Resistance ladder: $111,934 → $114,686 → $117,433, then $121,345; acceptance above $115,000 unlocks the 61.8%–78.6% retrace band toward $125,000.
Support ladder: $108,000 (range floor/23.6% fib) → $106,000$103,046 (recent swing low). A breakdown through $106,000 opens $101,500 and the round-figure magnet at $100,000.
Trend pivot: 200D EMA ~ $113,500 is the mid-term line in the sand. Bulls need multiple closes > $113.5K to flip the regime back to constructive medium-term momentum.
Daily RSI ~40 and 4H oscillators in the mid-40s telegraph indecision, but the pattern of weaker bounces after each dip signals buyer fatigue. The 4H profile shows distribution footprints: green thrusts on lighter volume countered by heavier red bars, with repeated failures to hold above $110,000–$112,000. Until $110,000 is reclaimed on volume, the path of least resistance is chop with a downward skew.
STH SOPR (30DMA) < 1 confirms recent buyers are realizing losses into strength—classic sell-the-bounce behavior that blunts rallies below resistance. Historically, sustainable upside phases see SOPR reclaim and hold above 1, indicating profitable spending without overwhelming distribution. Watch for that regime shift in tandem with a reclaim of $113,500; without it, squeezes fade.
With elevated OI and a compressed basis, liquidation clusters are dense just above $112,000–$114,000 and beneath $106,000. A push through $114,686 likely cascades late shorts, while a slip under $106,000 trips longs ≤ 10x amassed during the October range. The first break often overshoots as perps chase; the second day’s follow-through distinguishes a squeeze from a fresh trend
With U.S. data flow crimped by the government shutdown, near-term macro cues compress into Friday’s CPI and the Fed’s October decision (market leaning to a 25 bp cut). If CPI cools and yields ebb, beta assets—including BTC—gain air cover to challenge $113.5K–$115K. A hot print or stronger dollar tightens the vise on the $108K floor.
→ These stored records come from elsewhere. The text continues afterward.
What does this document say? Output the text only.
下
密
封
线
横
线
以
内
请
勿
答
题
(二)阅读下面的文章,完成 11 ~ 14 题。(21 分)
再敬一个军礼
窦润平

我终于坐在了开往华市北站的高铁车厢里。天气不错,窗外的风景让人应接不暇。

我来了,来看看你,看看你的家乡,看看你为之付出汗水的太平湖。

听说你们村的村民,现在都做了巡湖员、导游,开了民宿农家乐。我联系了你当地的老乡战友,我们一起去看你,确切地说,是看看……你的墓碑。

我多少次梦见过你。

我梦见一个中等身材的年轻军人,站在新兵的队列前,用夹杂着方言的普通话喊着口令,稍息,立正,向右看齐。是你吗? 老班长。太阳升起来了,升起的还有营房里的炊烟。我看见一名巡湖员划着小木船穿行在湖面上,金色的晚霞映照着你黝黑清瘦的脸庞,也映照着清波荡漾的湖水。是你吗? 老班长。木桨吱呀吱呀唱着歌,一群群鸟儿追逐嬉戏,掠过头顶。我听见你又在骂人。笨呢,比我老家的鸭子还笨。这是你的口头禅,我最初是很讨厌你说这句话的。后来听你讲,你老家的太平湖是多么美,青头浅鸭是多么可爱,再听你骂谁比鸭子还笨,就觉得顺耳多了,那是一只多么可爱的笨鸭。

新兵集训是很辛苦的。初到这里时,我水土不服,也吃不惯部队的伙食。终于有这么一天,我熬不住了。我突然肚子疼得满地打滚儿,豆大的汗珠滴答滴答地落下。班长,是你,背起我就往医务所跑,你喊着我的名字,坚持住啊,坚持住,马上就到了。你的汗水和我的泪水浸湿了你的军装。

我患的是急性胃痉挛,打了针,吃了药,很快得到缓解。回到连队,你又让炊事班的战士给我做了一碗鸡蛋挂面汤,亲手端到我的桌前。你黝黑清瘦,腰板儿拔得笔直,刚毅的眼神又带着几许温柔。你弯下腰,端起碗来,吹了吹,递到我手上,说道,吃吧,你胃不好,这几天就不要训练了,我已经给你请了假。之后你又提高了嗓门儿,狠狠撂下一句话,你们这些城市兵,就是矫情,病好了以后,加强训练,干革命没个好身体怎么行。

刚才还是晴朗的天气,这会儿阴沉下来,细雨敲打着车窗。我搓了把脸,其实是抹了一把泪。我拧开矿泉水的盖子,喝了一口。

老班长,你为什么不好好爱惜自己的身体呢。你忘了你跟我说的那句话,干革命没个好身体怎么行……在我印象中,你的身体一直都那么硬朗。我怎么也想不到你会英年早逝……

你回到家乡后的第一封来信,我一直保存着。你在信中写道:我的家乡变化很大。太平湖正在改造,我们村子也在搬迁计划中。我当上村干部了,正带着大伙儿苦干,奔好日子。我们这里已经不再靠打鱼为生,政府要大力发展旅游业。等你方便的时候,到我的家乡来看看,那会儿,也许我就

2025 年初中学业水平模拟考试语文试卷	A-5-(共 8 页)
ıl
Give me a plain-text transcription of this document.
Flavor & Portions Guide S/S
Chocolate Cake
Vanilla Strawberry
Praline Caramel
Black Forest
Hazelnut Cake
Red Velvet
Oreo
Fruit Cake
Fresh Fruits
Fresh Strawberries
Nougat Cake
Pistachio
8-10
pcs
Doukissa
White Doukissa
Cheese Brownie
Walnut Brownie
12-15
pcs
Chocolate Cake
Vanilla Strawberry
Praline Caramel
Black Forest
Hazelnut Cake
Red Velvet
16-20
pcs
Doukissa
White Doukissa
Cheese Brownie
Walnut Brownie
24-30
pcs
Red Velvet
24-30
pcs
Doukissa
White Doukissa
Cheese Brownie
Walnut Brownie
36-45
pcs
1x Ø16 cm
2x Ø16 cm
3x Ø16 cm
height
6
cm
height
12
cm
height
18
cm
Prominent traders have floated extreme endpoints—as high as $250,000 or as low as $60,000—but today’s trade is narrower and more mechanical: $108K support vs. $114–115K resistance with $69.56B OI as the accelerant. ETF flow snapshots turned mixed (recent daily -~$40M), but structural demand from custodial withdrawals persists. The signal: positioning is heavy, conviction is conditional.
Bullish trigger: 4H/D close above $113,500 (200D EMA) and hold > $115,000 with rising spot volume; that unlocks $117,433 → $121,345 → $125,000. Confirmation is SOPR 30DMA ≥ 1 and a moderation of gold/BTC correlation toward 0.3–0.5.
Bearish trigger: Close < $108,000, follow-through < $106,000; watch for accelerated selling to $103,046, with extension risk toward $101,500–$100,000 if liquidations cluster. Correlation staying ≥ 0.8 with a further gold drawdown adds pressure.
Alts underperform on risk-trimming days (ETH $3,827 -5.17%, SOL $184.58 -4.83%), reinforcing a dominance-up posture typical of late-range BTC phases. The DXY’s incremental firmness has been a stealth headwind; a pullback in DXY plus stabilization in bullion would remove the heaviest cross-winds facing BTC’s $113.5K test.
The range is defined, the leverage is large, and the next $5–$7K is likely decided by who wins $108K vs. $113.5–115K first. While the 200-day still argues for an intact macro uptrend, the short-term structure says respect resistance until it’s conclusively taken.
Decision: Hold (near-term bearish bias). Upgrade to Buy on confirmed closes above $113,500 → $115,000 with improving SOPR and breadth; downgrade to Sell on loss of $106,000, targeting $103,046 with potential $100,000 probe if liquidations cascade.